While Derrick Rose might prove otherwise by the end of the year, I don't like giving freshmen too much credit on one or two games, or potential, before they've actually done it against tough competition. So I went with Darren Collison edging out DJ Augustin. And I love Ty Lawson, too.


----------



## Blue (Jun 21, 2007)

Nimreitz said:


> Too bad Calathes is like 6'7'' and plays forward. You might be thinking of Jai Lucas who is actually Florida's point guard.


Um no, I know who Lucas is but i was talking about Calathes. Kid can play the 1, 2, or 3 and is definately the best PG on the team when they play him there. 

Overall though, i would say Eric Maynor is the best PG in the country based on last year, followed by Singletary and Lawson....I think Rose will outshine the other fresh PG's, but Gordon and Calathes will be close behind. my opinion


----------



## mateer (Mar 26, 2003)

Lawson or Rose.


----------



## HB (May 1, 2004)

I wonder if Patty Mills will get into this discussion by seasons end


----------



## TM (Jun 30, 2003)

they were already talking about him on the ESPN pregame show


----------



## luther (Nov 2, 2007)

Watching the Tennessee v. Texas game at the moment, and I'm reminded just how good DJ Augustin is. Very quick with really good instincts for getting the right guys involved in the right spots.

Admittedly, though, with a hometown college team that has been led by Terrance Simmons, Mitch Ohnstad, Kerwin Fleming, Kevin Burleson, Adam Boone, Aaron Robinson, Kevin Payton, Lawrence McKenzie, Limar Wilson, etc. over the past decade, I tend to gush about point guards with even moderately good combinations of athleticism, skills and intelligence.


----------



## PM Thor (Oct 27, 2003)

I must once again push for Lavender. He won't get the points, but he runs the floor better than I have seen in a long time. X beat IU tonight, and Lavender helped to extend the IU defense, thus opening it up for the other players. The little things. Drew can change the focus of a defense just by his presence.

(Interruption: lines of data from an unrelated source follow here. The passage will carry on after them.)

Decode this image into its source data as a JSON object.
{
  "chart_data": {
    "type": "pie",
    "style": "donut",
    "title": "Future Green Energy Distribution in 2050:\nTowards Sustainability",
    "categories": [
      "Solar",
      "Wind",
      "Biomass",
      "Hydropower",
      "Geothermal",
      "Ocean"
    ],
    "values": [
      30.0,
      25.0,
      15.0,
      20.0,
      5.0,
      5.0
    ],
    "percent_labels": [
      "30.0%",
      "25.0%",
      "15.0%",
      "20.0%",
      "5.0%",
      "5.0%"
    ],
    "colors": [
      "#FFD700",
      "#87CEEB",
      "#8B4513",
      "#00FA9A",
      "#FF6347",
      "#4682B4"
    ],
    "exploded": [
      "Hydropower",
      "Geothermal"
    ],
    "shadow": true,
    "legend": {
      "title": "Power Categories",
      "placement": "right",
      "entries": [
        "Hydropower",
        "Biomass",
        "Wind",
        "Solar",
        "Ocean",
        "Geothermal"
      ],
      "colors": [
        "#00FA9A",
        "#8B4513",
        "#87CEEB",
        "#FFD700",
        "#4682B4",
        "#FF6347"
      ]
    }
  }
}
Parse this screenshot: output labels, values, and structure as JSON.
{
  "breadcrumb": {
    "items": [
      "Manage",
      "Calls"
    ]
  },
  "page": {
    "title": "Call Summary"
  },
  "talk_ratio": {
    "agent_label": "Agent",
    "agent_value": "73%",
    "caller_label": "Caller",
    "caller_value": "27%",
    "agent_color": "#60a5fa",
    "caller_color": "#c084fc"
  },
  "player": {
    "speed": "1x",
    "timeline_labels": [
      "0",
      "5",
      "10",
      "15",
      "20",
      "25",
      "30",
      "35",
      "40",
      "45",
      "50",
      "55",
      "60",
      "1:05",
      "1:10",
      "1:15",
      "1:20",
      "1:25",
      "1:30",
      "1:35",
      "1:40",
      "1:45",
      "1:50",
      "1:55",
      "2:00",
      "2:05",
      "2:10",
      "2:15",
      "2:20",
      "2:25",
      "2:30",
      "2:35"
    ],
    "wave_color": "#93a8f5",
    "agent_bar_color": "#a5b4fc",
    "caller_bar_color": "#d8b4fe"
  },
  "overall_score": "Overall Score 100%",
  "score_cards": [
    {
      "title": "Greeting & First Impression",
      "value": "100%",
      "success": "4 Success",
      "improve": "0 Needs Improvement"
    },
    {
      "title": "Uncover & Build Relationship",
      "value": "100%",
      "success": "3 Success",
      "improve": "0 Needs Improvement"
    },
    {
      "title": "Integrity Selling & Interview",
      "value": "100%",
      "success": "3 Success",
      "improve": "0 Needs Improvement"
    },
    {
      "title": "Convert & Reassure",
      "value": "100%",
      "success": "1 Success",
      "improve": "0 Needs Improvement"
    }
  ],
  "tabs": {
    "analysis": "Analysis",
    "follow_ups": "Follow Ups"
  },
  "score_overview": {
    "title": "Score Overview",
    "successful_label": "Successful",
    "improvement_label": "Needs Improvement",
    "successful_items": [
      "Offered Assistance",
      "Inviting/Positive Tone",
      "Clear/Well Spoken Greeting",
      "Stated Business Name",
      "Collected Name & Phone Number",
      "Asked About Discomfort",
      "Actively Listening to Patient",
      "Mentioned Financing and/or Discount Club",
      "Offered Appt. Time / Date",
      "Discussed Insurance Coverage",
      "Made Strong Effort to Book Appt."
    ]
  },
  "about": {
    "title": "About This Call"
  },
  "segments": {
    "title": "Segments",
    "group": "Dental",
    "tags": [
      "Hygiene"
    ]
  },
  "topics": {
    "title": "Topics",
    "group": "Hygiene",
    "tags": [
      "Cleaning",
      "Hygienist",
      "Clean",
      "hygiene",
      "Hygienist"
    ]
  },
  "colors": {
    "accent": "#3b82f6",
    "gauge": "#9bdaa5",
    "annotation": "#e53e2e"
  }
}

I know he won't get the national love, but damn, that guy can run a team like clockwork. Very, very good PG.


----------



## HKF (Dec 10, 2002)

Lavender has been terrific to start the season that's for sure.


----------



## HB (May 1, 2004)

I dont think I have seen anyone use the stutter step so well


----------



## MardyCollins (Nov 9, 2007)

drew lavender should be up there.


----------